Exhibit 10.1
[Execution]
AMENDMENT NO. 3 TO credit AGREEMENT
This AMENDMENT NO. 3 TO credit AGREEMENT (the “Amendment”), is dated as of March 18, 2022 and is made by and among INDEPENDENCE CONTRACT DRILLING, INC., a Delaware corporation (“ICD”), SIDEWINDER DRILLING LLC, a Delaware limited liability company (formerly known as ICD Operating LLC, and successor by merger to Patriot Saratoga Merger Sub, LLC) (“ICD Operating”, and together with ICD, each a “Borrower” and collectively, “Borrowers”), WELLS FARGO BANK, NATIONAL ASSOCIATION, as administrative agent for each member of the Lender Group and the Bank Product Providers (in such capacity, together with its successors and assigns in such capacity, “Agent”) and the Lenders party hereto.
Recitals
Pursuant to that certain Credit Agreement, dated as of October 1, 2018 (as amended, restated, supplemented or otherwise modified from time to time, the “Credit Agreement”) by and among Borrowers, Agent and Lenders, Lenders have agreed to make certain financial accommodations available to Borrowers from time to time pursuant to the terms and conditions thereof (capitalized terms used herein and not otherwise defined herein shall have the meanings assigned to such terms in the Credit Agreement).

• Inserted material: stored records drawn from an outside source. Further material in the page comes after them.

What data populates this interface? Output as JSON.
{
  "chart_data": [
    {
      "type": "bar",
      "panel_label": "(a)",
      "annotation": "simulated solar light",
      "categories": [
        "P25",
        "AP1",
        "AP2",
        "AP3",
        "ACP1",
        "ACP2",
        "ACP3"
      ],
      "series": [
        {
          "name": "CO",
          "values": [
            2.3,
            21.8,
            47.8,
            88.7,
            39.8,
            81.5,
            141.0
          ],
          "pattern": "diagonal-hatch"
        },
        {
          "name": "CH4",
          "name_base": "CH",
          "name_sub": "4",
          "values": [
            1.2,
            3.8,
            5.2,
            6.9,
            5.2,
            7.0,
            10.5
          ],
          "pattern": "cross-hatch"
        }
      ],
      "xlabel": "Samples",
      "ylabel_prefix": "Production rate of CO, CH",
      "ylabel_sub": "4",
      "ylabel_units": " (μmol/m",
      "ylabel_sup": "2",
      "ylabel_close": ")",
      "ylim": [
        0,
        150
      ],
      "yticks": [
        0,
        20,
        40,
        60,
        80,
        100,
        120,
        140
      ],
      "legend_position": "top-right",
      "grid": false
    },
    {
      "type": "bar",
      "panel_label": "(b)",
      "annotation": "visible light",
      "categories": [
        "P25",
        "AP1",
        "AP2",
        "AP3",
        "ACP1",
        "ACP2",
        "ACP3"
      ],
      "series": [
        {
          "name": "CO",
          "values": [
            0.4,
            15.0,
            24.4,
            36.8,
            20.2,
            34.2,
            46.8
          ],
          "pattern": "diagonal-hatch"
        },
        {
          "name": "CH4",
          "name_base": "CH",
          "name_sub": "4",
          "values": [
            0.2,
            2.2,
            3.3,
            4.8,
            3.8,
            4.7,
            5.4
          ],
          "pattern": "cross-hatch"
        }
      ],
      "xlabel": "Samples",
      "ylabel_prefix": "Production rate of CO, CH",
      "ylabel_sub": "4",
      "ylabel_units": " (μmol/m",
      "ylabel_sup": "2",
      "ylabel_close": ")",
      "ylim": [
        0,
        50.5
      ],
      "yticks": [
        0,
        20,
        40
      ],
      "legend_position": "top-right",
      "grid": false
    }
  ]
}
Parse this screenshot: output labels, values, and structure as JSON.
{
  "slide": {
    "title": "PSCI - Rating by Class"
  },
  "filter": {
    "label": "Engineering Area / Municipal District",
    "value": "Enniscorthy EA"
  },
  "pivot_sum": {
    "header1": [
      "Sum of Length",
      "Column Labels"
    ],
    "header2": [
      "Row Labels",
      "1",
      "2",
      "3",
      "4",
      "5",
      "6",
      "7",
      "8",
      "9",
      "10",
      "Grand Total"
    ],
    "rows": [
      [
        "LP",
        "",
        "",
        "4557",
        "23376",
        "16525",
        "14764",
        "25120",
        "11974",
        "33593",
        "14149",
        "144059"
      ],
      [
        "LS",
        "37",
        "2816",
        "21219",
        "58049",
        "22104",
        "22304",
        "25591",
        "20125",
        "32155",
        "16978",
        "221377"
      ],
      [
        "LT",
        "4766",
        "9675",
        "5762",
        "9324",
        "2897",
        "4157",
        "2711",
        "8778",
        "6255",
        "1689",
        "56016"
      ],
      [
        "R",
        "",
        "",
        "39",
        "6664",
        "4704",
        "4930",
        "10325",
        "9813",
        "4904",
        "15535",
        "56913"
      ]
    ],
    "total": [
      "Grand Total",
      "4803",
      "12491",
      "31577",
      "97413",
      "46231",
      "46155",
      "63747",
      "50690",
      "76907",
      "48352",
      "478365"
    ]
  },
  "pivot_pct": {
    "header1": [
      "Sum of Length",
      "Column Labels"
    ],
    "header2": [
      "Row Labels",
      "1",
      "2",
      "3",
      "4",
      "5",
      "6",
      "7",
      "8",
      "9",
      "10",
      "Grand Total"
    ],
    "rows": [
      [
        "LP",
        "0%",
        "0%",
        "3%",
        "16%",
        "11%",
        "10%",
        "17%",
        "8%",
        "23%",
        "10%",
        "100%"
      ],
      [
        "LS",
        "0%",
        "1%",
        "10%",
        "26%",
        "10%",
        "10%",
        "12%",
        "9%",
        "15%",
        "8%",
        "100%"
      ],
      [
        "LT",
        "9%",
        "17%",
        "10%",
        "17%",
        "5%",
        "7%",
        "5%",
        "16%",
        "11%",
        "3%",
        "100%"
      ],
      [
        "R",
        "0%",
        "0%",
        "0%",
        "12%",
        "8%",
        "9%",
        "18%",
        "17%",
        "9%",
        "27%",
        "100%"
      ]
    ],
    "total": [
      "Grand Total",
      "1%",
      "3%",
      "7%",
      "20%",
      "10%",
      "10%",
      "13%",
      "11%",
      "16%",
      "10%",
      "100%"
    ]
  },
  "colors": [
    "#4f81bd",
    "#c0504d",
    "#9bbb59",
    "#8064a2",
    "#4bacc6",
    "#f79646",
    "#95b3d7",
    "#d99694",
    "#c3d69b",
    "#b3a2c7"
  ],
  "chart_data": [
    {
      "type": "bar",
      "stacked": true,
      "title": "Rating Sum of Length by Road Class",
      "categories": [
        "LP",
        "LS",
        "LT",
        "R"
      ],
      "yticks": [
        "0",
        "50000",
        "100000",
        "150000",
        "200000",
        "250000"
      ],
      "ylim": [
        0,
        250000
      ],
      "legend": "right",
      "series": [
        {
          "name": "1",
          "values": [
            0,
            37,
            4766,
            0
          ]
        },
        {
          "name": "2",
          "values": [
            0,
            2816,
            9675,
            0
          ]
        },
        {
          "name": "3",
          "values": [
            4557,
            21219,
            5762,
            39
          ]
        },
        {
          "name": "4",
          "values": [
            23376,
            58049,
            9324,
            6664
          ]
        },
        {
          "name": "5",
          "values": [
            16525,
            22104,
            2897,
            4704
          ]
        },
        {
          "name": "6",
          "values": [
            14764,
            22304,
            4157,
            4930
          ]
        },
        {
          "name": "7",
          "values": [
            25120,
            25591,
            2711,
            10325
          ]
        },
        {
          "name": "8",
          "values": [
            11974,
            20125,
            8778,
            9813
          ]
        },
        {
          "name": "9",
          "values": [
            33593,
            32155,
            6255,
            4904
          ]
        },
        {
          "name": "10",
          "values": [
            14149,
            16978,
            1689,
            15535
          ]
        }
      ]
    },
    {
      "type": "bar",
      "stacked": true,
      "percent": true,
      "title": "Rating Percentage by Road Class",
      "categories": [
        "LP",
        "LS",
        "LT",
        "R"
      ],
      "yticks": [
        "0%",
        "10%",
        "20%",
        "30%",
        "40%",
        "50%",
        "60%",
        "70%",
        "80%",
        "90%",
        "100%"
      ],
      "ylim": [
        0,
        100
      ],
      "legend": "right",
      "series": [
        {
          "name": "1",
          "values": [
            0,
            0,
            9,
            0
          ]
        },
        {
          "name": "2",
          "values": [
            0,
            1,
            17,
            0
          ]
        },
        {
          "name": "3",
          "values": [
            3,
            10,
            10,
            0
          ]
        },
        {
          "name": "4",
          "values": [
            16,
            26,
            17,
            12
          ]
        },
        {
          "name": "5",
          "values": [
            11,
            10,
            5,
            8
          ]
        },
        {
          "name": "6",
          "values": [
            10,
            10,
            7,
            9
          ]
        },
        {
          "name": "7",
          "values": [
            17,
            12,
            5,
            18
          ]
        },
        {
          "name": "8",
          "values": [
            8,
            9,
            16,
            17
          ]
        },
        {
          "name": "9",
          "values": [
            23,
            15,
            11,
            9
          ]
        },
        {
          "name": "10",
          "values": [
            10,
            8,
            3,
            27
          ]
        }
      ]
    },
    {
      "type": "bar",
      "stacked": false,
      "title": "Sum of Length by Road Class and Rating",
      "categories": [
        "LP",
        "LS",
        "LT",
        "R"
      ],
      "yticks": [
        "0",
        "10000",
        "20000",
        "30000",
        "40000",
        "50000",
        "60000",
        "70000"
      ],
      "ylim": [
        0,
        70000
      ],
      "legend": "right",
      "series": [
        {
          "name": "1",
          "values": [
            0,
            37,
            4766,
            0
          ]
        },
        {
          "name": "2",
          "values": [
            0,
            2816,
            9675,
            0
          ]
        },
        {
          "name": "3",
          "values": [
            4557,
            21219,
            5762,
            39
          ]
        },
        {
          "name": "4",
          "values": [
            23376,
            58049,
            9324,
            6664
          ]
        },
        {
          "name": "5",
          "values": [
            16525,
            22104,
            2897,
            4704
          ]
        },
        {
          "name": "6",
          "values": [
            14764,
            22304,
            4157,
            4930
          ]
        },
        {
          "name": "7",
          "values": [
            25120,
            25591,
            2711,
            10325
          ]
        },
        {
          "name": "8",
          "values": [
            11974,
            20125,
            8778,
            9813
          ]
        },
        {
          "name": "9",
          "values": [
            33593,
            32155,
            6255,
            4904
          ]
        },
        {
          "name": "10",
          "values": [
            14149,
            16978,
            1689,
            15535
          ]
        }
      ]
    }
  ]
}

Borrowers have requested that Agent and Lenders agree to amend the Credit Agreement as set forth herein.
NOW, THEREFORE, in consideration of the premises and of the mutual covenants and agreements herein contained, it is agreed as follows:
(a)Additional Definitions. As used herein, the following terms shall have the meanings given to them below and the Credit Agreement and the other Loan Documents are hereby amended to include, in addition and not in limitation, the following definitions:
(i)“Amendment No. 3” shall mean Amendment No. 3 to Credit Agreement, dated March 18, 2022, by and among Agent, Lenders and Borrowers, as the same now exists or may hereafter be amended, modified, supplemented, extended, renewed, restated or replaced.
(ii)“Amendment No. 3 Effective Date” means March 18, 2022.
(iii)“2026 Notes Documents” means, collectively, the following: (a) the 2026 Notes, (b) the 2026 Notes Indenture, and (c) all agreements, documents and instruments at any time executed and/or delivered in connection therewith.
(iv)“2026 Notes” means the Floating Rate Convertible Senior Secured PIK Toggle Notes due 2026 issued pursuant to the 2026 Notes Indenture. (v)“2026 Notes Indebtedness” means any Indebtedness incurred under the 2026 Notes Documents.